2. On the other hand, as a consequence of the aim of implementation of this ontology in the Spanish Spatial Data Infrastructure (IDEE), we are taking into consideration the classification worked out by the SDIGER Project[3] [12]. That project was chosen by Eurostat[4] as a pilot project of the applicability of INSPIRE [4].
3. Being aware of the importance of the establishment of a taxonomical order, several semantic criteria have been added. Thus the hydrographic feature classification is in accordance with the meaning of each feature.
4. Finally, an important matter should be added to those criteria, namely the presence of the inheritance of different sources in the modelling of this ontology, on the one hand to facilitate the possible information mapping and on the other to be consequent with the hierarchy of the features carried out by the expert in the domain.
hydrOntology model
In this section we show a graphical overview of the upper level of hydrOntology (see below), so as to show the degree of completeness of the ontology.

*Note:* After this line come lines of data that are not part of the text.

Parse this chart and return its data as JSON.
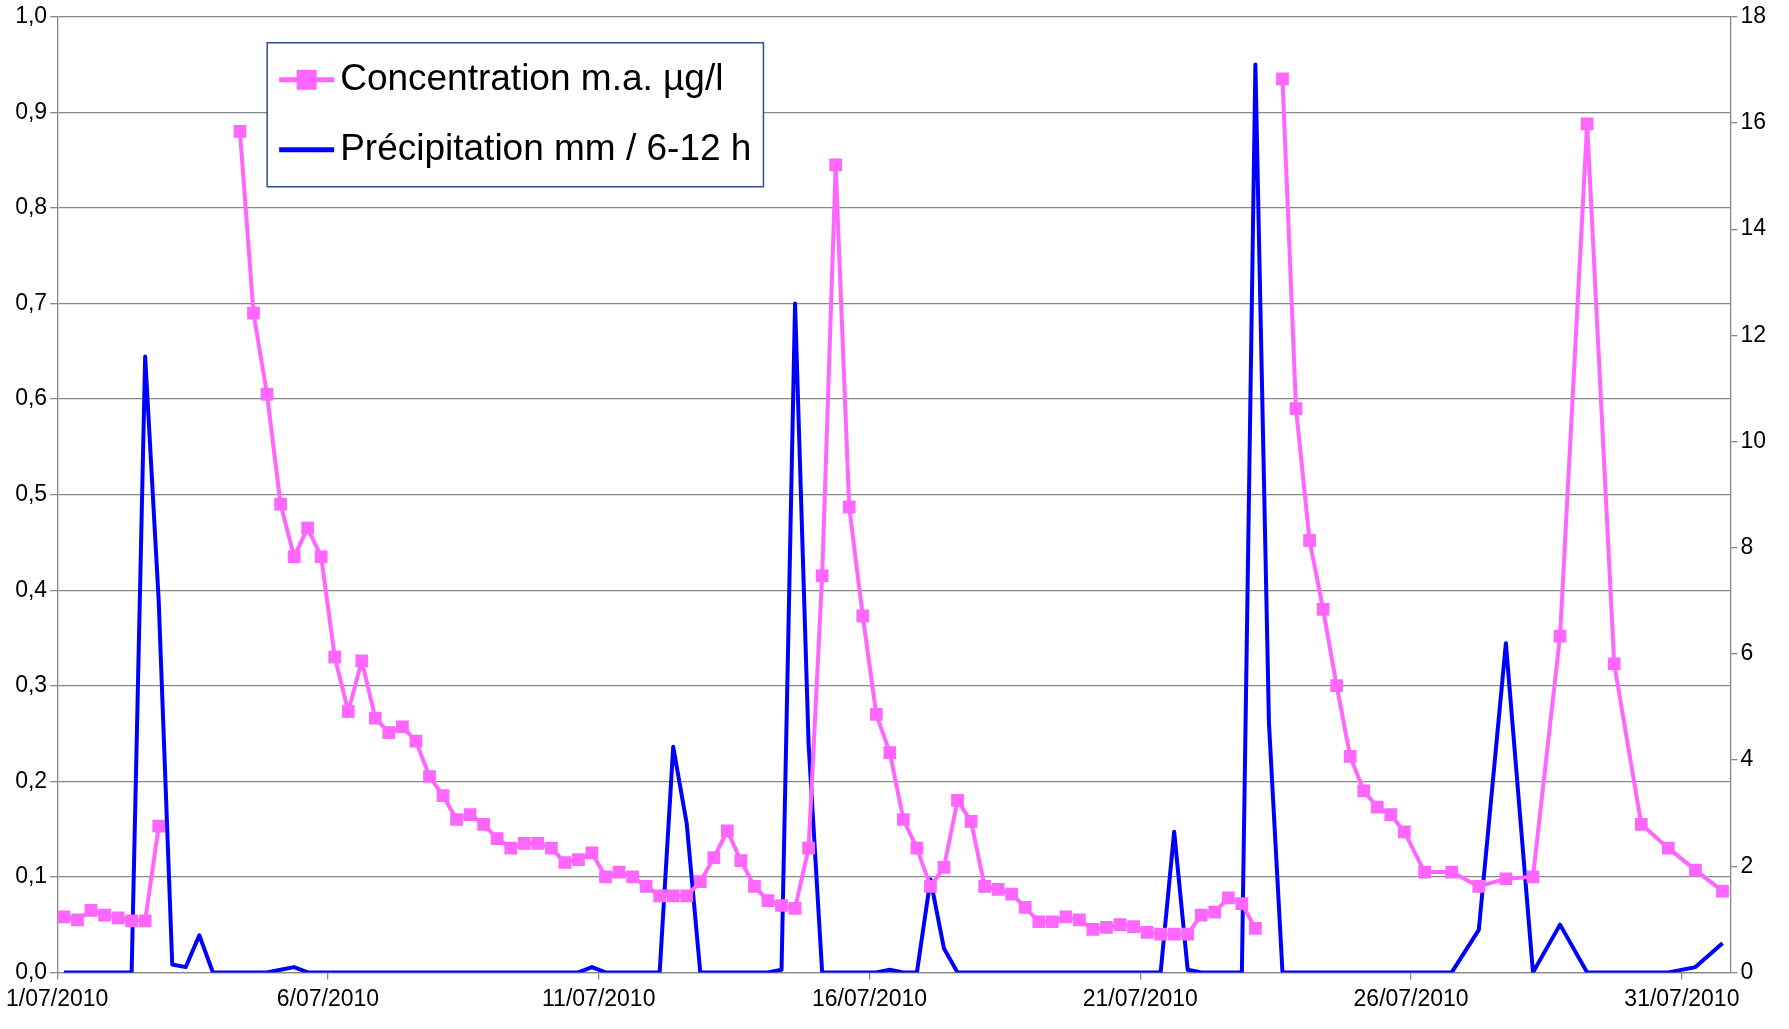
{
  "chart_data": {
    "type": "line",
    "x": [
      "2010-07-01T03:00",
      "2010-07-01T09:00",
      "2010-07-01T15:00",
      "2010-07-01T21:00",
      "2010-07-02T03:00",
      "2010-07-02T09:00",
      "2010-07-02T15:00",
      "2010-07-02T21:00",
      "2010-07-03T03:00",
      "2010-07-03T09:00",
      "2010-07-03T15:00",
      "2010-07-03T21:00",
      "2010-07-04T03:00",
      "2010-07-04T09:00",
      "2010-07-04T15:00",
      "2010-07-04T21:00",
      "2010-07-05T03:00",
      "2010-07-05T09:00",
      "2010-07-05T15:00",
      "2010-07-05T21:00",
      "2010-07-06T03:00",
      "2010-07-06T09:00",
      "2010-07-06T15:00",
      "2010-07-06T21:00",
      "2010-07-07T03:00",
      "2010-07-07T09:00",
      "2010-07-07T15:00",
      "2010-07-07T21:00",
      "2010-07-08T03:00",
      "2010-07-08T09:00",
      "2010-07-08T15:00",
      "2010-07-08T21:00",
      "2010-07-09T03:00",
      "2010-07-09T09:00",
      "2010-07-09T15:00",
      "2010-07-09T21:00",
      "2010-07-10T03:00",
      "2010-07-10T09:00",
      "2010-07-10T15:00",
      "2010-07-10T21:00",
      "2010-07-11T03:00",
      "2010-07-11T09:00",
      "2010-07-11T15:00",
      "2010-07-11T21:00",
      "2010-07-12T03:00",
      "2010-07-12T09:00",
      "2010-07-12T15:00",
      "2010-07-12T21:00",
      "2010-07-13T03:00",
      "2010-07-13T09:00",
      "2010-07-13T15:00",
      "2010-07-13T21:00",
      "2010-07-14T03:00",
      "2010-07-14T09:00",
      "2010-07-14T15:00",
      "2010-07-14T21:00",
      "2010-07-15T03:00",
      "2010-07-15T09:00",
      "2010-07-15T15:00",
      "2010-07-15T21:00",
      "2010-07-16T03:00",
      "2010-07-16T09:00",
      "2010-07-16T15:00",
      "2010-07-16T21:00",
      "2010-07-17T03:00",
      "2010-07-17T09:00",
      "2010-07-17T15:00",
      "2010-07-17T21:00",
      "2010-07-18T03:00",
      "2010-07-18T09:00",
      "2010-07-18T15:00",
      "2010-07-18T21:00",
      "2010-07-19T03:00",
      "2010-07-19T09:00",
      "2010-07-19T15:00",
      "2010-07-19T21:00",
      "2010-07-20T03:00",
      "2010-07-20T09:00",
      "2010-07-20T15:00",
      "2010-07-20T21:00",
      "2010-07-21T03:00",
      "2010-07-21T09:00",
      "2010-07-21T15:00",
      "2010-07-21T21:00",
      "2010-07-22T03:00",
      "2010-07-22T09:00",
      "2010-07-22T15:00",
      "2010-07-22T21:00",
      "2010-07-23T03:00",
      "2010-07-23T09:00",
      "2010-07-23T15:00",
      "2010-07-23T21:00",
      "2010-07-24T03:00",
      "2010-07-24T09:00",
      "2010-07-24T15:00",
      "2010-07-24T21:00",
      "2010-07-25T03:00",
      "2010-07-25T09:00",
      "2010-07-25T15:00",
      "2010-07-25T21:00",
      "2010-07-26T06:00",
      "2010-07-26T18:00",
      "2010-07-27T06:00",
      "2010-07-27T18:00",
      "2010-07-28T06:00",
      "2010-07-28T18:00",
      "2010-07-29T06:00",
      "2010-07-29T18:00",
      "2010-07-30T06:00",
      "2010-07-30T18:00",
      "2010-07-31T06:00",
      "2010-07-31T18:00"
    ],
    "series": [
      {
        "name": "Concentration m.a. µg/l",
        "color": "#ff66ff",
        "marker": "square",
        "values": [
          0.058,
          0.055,
          0.065,
          0.06,
          0.057,
          0.054,
          0.054,
          0.153,
          null,
          null,
          null,
          null,
          null,
          0.88,
          0.69,
          0.605,
          0.49,
          0.435,
          0.465,
          0.435,
          0.33,
          0.273,
          0.326,
          0.266,
          0.251,
          0.257,
          0.242,
          0.205,
          0.185,
          0.16,
          0.165,
          0.155,
          0.14,
          0.13,
          0.135,
          0.135,
          0.13,
          0.115,
          0.118,
          0.125,
          0.1,
          0.105,
          0.1,
          0.09,
          0.08,
          0.08,
          0.08,
          0.095,
          0.12,
          0.148,
          0.117,
          0.09,
          0.075,
          0.07,
          0.067,
          0.13,
          0.415,
          0.845,
          0.487,
          0.373,
          0.27,
          0.23,
          0.16,
          0.13,
          0.09,
          0.11,
          0.18,
          0.158,
          0.09,
          0.087,
          0.082,
          0.068,
          0.053,
          0.053,
          0.058,
          0.055,
          0.045,
          0.047,
          0.05,
          0.048,
          0.042,
          0.04,
          0.04,
          0.04,
          0.06,
          0.063,
          0.078,
          0.072,
          0.046,
          null,
          0.935,
          0.59,
          0.452,
          0.38,
          0.3,
          0.226,
          0.19,
          0.173,
          0.165,
          0.147,
          0.105,
          0.105,
          0.09,
          0.098,
          0.1,
          0.352,
          0.888,
          0.323,
          0.155,
          0.13,
          0.107,
          0.085
        ]
      },
      {
        "name": "Précipitation mm / 6-12 h",
        "color": "#0000ff",
        "marker": "none",
        "axis": "y2",
        "values": [
          0,
          0,
          0,
          0,
          0,
          0,
          11.6,
          7,
          0.15,
          0.1,
          0.7,
          0,
          0,
          0,
          0,
          0,
          0.05,
          0.1,
          0,
          0,
          0,
          0,
          0,
          0,
          0,
          0,
          0,
          0,
          0,
          0,
          0,
          0,
          0,
          0,
          0,
          0,
          0,
          0,
          0,
          0.1,
          0,
          0,
          0,
          0,
          0,
          4.25,
          2.8,
          0,
          0,
          0,
          0,
          0,
          0,
          0.05,
          12.6,
          4.3,
          0,
          0,
          0,
          0,
          0,
          0.05,
          0,
          0,
          1.75,
          0.45,
          0,
          0,
          0,
          0,
          0,
          0,
          0,
          0,
          0,
          0,
          0,
          0,
          0,
          0,
          0,
          0,
          2.65,
          0.05,
          0,
          0,
          0,
          0,
          17.1,
          4.7,
          0,
          0,
          0,
          0,
          0,
          0,
          0,
          0,
          0,
          0,
          0,
          0,
          0.8,
          6.2,
          0,
          0.9,
          0,
          0,
          0,
          0,
          0.1,
          0.55
        ]
      }
    ],
    "xlim": [
      "2010-07-01",
      "2010-07-31T21:30"
    ],
    "xticks": [
      {
        "value": "2010-07-01",
        "label": "1/07/2010"
      },
      {
        "value": "2010-07-06",
        "label": "6/07/2010"
      },
      {
        "value": "2010-07-11",
        "label": "11/07/2010"
      },
      {
        "value": "2010-07-16",
        "label": "16/07/2010"
      },
      {
        "value": "2010-07-21",
        "label": "21/07/2010"
      },
      {
        "value": "2010-07-26",
        "label": "26/07/2010"
      },
      {
        "value": "2010-07-31",
        "label": "31/07/2010"
      }
    ],
    "ylim": [
      0,
      1
    ],
    "yticks": [
      {
        "value": 0,
        "label": "0,0"
      },
      {
        "value": 0.1,
        "label": "0,1"
      },
      {
        "value": 0.2,
        "label": "0,2"
      },
      {
        "value": 0.3,
        "label": "0,3"
      },
      {
        "value": 0.4,
        "label": "0,4"
      },
      {
        "value": 0.5,
        "label": "0,5"
      },
      {
        "value": 0.6,
        "label": "0,6"
      },
      {
        "value": 0.7,
        "label": "0,7"
      },
      {
        "value": 0.8,
        "label": "0,8"
      },
      {
        "value": 0.9,
        "label": "0,9"
      },
      {
        "value": 1,
        "label": "1,0"
      }
    ],
    "y2lim": [
      0,
      18
    ],
    "y2ticks": [
      0,
      2,
      4,
      6,
      8,
      10,
      12,
      14,
      16,
      18
    ],
    "grid": "y",
    "legend": "top left"
  }
}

This ontology is divided into two levels: the upper level, which contains the most abstract phenomena in the ontology, and the lower level, where a set of well-known hydrographic phenomena are described. The upper level contains the concept “Hydrographical Feature”, with more specialised concepts like “Inland Waters” and “Sea Waters”. There is a different degree of specialisation in each of these concepts, since the current focus of this ontology is on “Inland Waters”. These are divided, following WFD, into “Superficial Waters”; with the following classes: “Transitional waters”, “Stand Waters”, “Flowing Waters” and “Sources”; and “Groundwaters”. For each of these classes we have identified concepts in the lower level, where a detailed set of hydrographic phenomena is provided.